If the sensor ID information <NUM> for the tire sensor unit <NUM> designated in the front right position 12b is the same in the first estimate and the second estimate, that tire sensor unit is finally designated as the front right position, and the remaining tire sensor unit is finally designated as the rear right position 12d. If the sensor ID information <NUM> for the tire sensor unit <NUM> designated in the front right position 12b is not the same in the first estimate and the second estimate, a determination is made as to whether a difference between the maximum correlation value and the second highest correlation value in the Virtual FR row in the correlation matrix <NUM> is greater than a difference between the maximum correlation value and the second highest correlation value in the Virtual RR row. If it is greater, the designation of front right position 12b and rear right position 12d from the first estimate is used as the final designation. If it is less or equal, the designation of front right position 12b and rear right position 12d from the second estimate is used as the final designation.

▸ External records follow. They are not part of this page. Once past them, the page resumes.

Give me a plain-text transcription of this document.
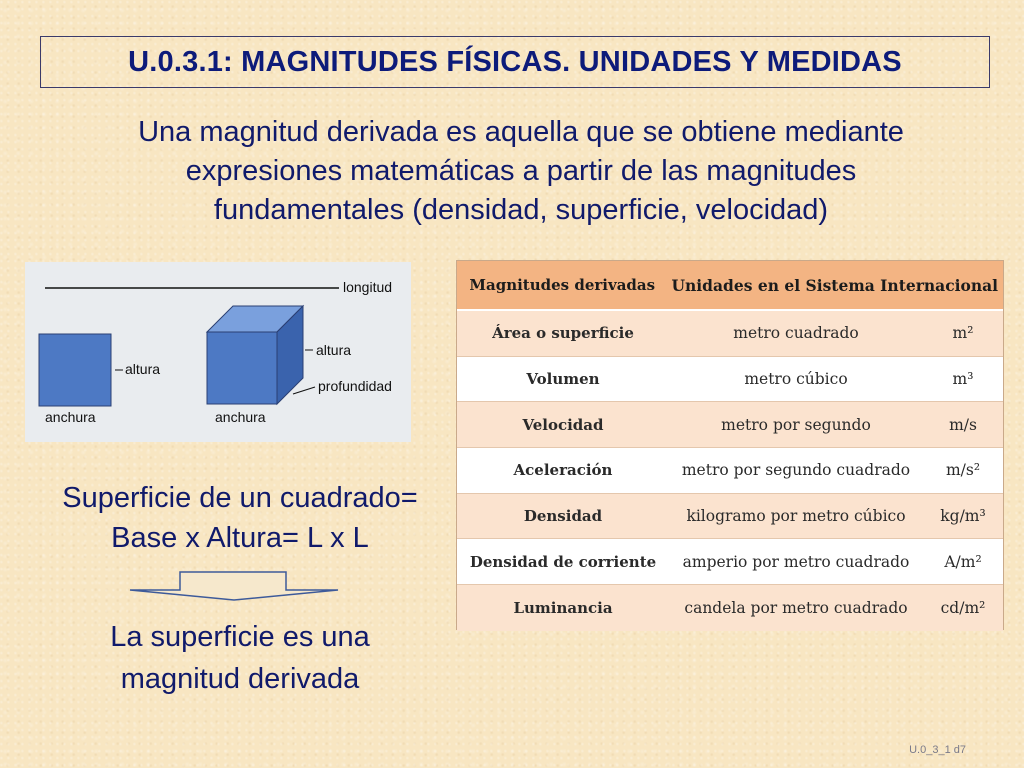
U.0.3.1: MAGNITUDES FÍSICAS. UNIDADES Y MEDIDAS
Una magnitud derivada es aquella que se obtiene mediante
expresiones matemáticas a partir de las magnitudes
fundamentales (densidad, superficie, velocidad)
longitud
altura
anchura
altura
profundidad
anchura
Superficie de un cuadrado=
Base x Altura= L x L
La superficie es una
magnitud derivada
Magnitudes derivadas	Unidades en el Sistema Internacional
Área o superficie	metro cuadrado	m²
Volumen	metro cúbico	m³
Velocidad	metro por segundo	m/s
Aceleración	metro por segundo cuadrado	m/s²
Densidad	kilogramo por metro cúbico	kg/m³
Densidad de corriente	amperio por metro cuadrado	A/m²
Luminancia	candela por metro cuadrado	cd/m²
U.0_3_1 d7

The decision rules <NUM> thus identify which tire sensor unit <NUM> is mounted in each respective position of front left 12a, front right 12b, rear left 12c, and rear right 12d on the vehicle <NUM>, which is expressed as the wheel position indication <NUM>. The wheel position indication <NUM> may be transmitted to a display device <NUM> and/or may be transmitted to an electronic control system <NUM> of the vehicle <NUM>, as described above.

In this manner, the auto-location system <NUM> of the present invention employs correlation of a measured footprint length <NUM> as measured by a tire sensor unit <NUM> mounted on each tire <NUM> with an estimated footprint length <NUM> of the tire to identify the position of each tire sensor unit and thus each tire on the vehicle <NUM>. The system <NUM> provides economical and accurate identification of the location of each tire <NUM> on the vehicle <NUM> with an approach that is agnostic as to the vehicle platform and/or tire identification numbers, such as stock keeping unit (SKU) numbers.

The present invention also includes a method for locating the position of a tire <NUM> on a vehicle <NUM>. The method includes steps in accordance with the description that is presented above and shown in <FIG>.

Claim 1:
An auto-location system for locating a position of a tire supporting a vehicle, the system (<NUM>) comprising:
a tire sensor unit (<NUM>) being mounted on the tire (<NUM>), the tire sensor unit (<NUM>) including a footprint length measurement sensor to measure a length of a footprint of the tire, and electronic memory capacity to store identification information for the tire sensor unit (<NUM>);
a vehicle sensor unit (<NUM>) being mounted on the vehicle (<NUM>), the vehicle sensor unit (<NUM>) being configured to measure a lateral acceleration (<NUM>) of the vehicle and a longitudinal acceleration (<NUM>) of the vehicle;
a processor (<NUM>) in electronic communication with the tire sensor unit (<NUM>) and the vehicle sensor unit (<NUM>), the processor (<NUM>) being configured to receive the measured footprint length, the identification information, the lateral acceleration, and the longitudinal acceleration; characterized by
a virtual footprint length estimator (<NUM>) being configured for execution on the processor (<NUM>), the footprint length estimator being configured to employ the lateral acceleration and the longitudinal acceleration to estimate a virtual footprint length (<NUM>) of the tire;
a correlation module (<NUM>) being configured for execution on the processor (<NUM>), the correlation module being configured to receive the virtual footprint length (<NUM>) and the measured footprint length to generate correlation values; and
a decision arbitrator (<NUM>) being configured for execution on the processor (<NUM>), the decision arbitrator being configured to apply a set of decision rules (<NUM>) to the correlation values to generate a wheel position indication (<NUM>) that correlates the tire sensor unit (<NUM>) to a position of the tire (12a, 12b, 12c, 12d) on the vehicle (<NUM>).